Answer
The probability of winning exactly once is 0.30.
Work Step by Step
Let A be the event that State’s football team wins Saturday’s game and let B be the event that State’s football team wins two weeks from now.
We are given that,
\[\begin{align}
& P(A)=0.10 \\
& P(B)=0.30 \\
\end{align}\]
And if \[({{A}^{C}}\cap {{B}^{C}})\]means losing both games, then
\[P({{A}^{C}}\cap {{B}^{C}})=0.65\]
We want to find the probability of winning exactly once; that means we need to find
\[P((A\cap {{B}^{C}})\cup (B\cap {{A}^{C}}))\].

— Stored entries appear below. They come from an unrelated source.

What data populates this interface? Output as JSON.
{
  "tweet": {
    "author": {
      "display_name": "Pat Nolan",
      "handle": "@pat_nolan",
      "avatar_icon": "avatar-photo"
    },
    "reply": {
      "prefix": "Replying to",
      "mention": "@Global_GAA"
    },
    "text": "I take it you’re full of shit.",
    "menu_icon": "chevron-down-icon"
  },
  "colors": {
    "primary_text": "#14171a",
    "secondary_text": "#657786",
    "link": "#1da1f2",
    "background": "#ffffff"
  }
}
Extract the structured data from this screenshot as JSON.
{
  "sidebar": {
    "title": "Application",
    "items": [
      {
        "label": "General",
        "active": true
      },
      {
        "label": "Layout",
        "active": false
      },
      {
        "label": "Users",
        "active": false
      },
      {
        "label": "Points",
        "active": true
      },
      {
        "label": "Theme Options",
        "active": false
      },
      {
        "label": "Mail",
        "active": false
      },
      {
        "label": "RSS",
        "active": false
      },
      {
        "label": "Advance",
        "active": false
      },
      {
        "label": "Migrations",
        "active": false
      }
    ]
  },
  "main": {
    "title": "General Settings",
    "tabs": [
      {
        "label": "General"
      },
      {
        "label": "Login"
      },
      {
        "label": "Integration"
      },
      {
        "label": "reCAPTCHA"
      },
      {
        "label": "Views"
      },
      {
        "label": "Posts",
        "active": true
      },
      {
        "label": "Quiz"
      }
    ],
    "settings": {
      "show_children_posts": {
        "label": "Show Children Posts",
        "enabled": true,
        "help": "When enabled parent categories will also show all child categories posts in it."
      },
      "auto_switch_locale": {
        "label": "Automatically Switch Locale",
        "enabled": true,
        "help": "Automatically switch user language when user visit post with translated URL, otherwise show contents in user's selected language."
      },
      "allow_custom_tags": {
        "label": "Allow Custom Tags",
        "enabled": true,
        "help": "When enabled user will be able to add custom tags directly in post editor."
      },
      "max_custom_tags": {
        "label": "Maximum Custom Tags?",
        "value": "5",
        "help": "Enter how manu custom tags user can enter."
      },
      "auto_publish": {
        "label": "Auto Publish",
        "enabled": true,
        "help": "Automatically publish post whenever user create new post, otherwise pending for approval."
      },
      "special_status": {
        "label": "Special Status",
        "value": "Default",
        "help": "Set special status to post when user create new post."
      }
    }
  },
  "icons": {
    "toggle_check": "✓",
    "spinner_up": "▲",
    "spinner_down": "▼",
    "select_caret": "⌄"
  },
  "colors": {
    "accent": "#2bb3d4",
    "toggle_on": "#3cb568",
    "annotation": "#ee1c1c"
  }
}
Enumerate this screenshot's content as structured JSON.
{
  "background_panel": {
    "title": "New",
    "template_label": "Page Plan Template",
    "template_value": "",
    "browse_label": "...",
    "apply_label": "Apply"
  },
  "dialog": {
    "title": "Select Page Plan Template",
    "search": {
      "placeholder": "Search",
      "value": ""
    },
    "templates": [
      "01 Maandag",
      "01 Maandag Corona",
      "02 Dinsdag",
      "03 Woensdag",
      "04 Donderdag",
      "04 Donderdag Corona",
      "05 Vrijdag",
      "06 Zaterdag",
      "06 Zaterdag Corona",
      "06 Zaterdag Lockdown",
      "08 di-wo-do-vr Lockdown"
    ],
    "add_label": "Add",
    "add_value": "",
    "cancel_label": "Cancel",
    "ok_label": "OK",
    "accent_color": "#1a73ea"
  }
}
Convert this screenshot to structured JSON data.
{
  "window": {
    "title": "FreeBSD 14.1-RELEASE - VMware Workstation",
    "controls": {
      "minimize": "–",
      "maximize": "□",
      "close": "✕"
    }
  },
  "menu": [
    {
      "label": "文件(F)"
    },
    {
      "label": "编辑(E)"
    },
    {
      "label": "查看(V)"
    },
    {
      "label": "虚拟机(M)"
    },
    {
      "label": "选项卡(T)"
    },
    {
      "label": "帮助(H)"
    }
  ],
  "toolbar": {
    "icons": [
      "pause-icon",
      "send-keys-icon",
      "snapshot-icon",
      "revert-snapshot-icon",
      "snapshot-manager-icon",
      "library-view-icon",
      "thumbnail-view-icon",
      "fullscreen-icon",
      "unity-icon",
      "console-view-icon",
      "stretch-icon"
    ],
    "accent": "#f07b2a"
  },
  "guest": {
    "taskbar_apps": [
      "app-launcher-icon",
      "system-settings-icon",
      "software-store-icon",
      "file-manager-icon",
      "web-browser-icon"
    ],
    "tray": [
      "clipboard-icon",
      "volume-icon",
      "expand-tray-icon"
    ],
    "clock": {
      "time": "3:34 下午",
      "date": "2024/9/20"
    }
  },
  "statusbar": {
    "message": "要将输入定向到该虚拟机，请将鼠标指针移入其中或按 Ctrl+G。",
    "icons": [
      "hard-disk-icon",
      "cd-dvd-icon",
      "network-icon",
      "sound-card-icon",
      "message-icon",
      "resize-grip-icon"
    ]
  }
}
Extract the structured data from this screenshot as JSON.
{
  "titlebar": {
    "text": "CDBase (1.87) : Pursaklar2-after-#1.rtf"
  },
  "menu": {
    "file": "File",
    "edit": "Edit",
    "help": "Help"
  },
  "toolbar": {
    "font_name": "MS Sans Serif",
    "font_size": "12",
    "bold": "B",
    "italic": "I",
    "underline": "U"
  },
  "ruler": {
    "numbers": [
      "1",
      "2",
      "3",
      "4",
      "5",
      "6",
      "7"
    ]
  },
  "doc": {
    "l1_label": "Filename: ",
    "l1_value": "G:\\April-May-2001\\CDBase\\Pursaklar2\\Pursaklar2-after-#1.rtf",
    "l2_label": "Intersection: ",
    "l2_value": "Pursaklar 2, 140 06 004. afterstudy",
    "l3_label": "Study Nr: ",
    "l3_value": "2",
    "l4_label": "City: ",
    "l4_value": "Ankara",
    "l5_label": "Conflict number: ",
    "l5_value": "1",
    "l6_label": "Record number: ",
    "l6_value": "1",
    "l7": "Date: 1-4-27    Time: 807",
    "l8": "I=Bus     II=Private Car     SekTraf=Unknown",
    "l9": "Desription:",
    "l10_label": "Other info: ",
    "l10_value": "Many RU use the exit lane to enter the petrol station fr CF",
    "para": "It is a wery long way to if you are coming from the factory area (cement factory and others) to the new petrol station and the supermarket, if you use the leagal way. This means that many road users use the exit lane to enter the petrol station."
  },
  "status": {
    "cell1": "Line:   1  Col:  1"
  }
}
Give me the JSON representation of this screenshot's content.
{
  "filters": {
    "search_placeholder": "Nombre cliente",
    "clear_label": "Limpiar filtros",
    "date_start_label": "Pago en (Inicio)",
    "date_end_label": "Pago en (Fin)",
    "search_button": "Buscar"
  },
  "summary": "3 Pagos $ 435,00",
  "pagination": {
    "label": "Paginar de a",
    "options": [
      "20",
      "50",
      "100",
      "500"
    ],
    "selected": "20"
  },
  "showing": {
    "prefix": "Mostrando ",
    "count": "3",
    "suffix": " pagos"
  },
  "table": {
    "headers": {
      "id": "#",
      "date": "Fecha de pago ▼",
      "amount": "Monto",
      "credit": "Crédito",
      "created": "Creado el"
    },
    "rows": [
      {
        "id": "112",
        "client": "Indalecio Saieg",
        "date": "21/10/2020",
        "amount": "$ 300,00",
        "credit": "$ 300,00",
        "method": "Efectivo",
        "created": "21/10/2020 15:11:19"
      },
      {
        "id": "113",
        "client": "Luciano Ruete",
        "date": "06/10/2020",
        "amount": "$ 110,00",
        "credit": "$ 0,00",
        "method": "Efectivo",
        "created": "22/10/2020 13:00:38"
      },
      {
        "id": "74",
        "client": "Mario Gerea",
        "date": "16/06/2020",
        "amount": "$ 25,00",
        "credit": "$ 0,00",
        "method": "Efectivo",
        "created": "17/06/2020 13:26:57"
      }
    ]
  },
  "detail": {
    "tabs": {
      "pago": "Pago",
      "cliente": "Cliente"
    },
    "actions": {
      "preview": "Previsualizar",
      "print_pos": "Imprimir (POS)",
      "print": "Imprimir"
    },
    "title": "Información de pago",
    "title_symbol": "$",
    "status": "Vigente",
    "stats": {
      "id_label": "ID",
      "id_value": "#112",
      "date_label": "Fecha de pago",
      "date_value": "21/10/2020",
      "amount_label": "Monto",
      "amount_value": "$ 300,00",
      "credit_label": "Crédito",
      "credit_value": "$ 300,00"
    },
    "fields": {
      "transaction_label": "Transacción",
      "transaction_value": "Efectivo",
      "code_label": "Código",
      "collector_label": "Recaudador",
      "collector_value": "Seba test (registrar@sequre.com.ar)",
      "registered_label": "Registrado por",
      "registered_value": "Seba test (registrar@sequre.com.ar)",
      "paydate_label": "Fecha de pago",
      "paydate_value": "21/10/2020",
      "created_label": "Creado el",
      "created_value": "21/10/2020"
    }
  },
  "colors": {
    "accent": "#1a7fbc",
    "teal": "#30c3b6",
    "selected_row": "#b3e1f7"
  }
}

\[P((A\cap {{B}^{C}})\cup (B\cap {{A}^{C}}))=P(A\cup B)-P(A\cap B)\]
By DeMorgan’s law,
\[P({{A}^{C}}\cap {{B}^{C}})=P{{(A\cup B)}^{C}}=0.65\]
\[\begin{align}
& P{{(A\cup B)}^{C}}=1-P(A\cup B) \\
& P(A\cup B)=1-0.65 \\
& P(A\cup B)=0.35 \\
\end{align}\]
\[\begin{align}
& P(A\cap B)=P(A)+P(B)-P(A\cup B) \\
& P(A\cap B)=0.10+0.30-0.35 \\
& P(A\cap B)=0.05 \\
\end{align}\]
Therefore,
\[\begin{align}
& P((A\cap {{B}^{C}})\cup (B\cap {{A}^{C}}))=P(A\cup B)-P(A\cap B) \\
& P((A\cap {{B}^{C}})\cup (B\cap {{A}^{C}}))=0.35-0.05 \\
& P((A\cap {{B}^{C}})\cup (B\cap {{A}^{C}}))=0.30 \\
\end{align}\]
The required probability is 0.30.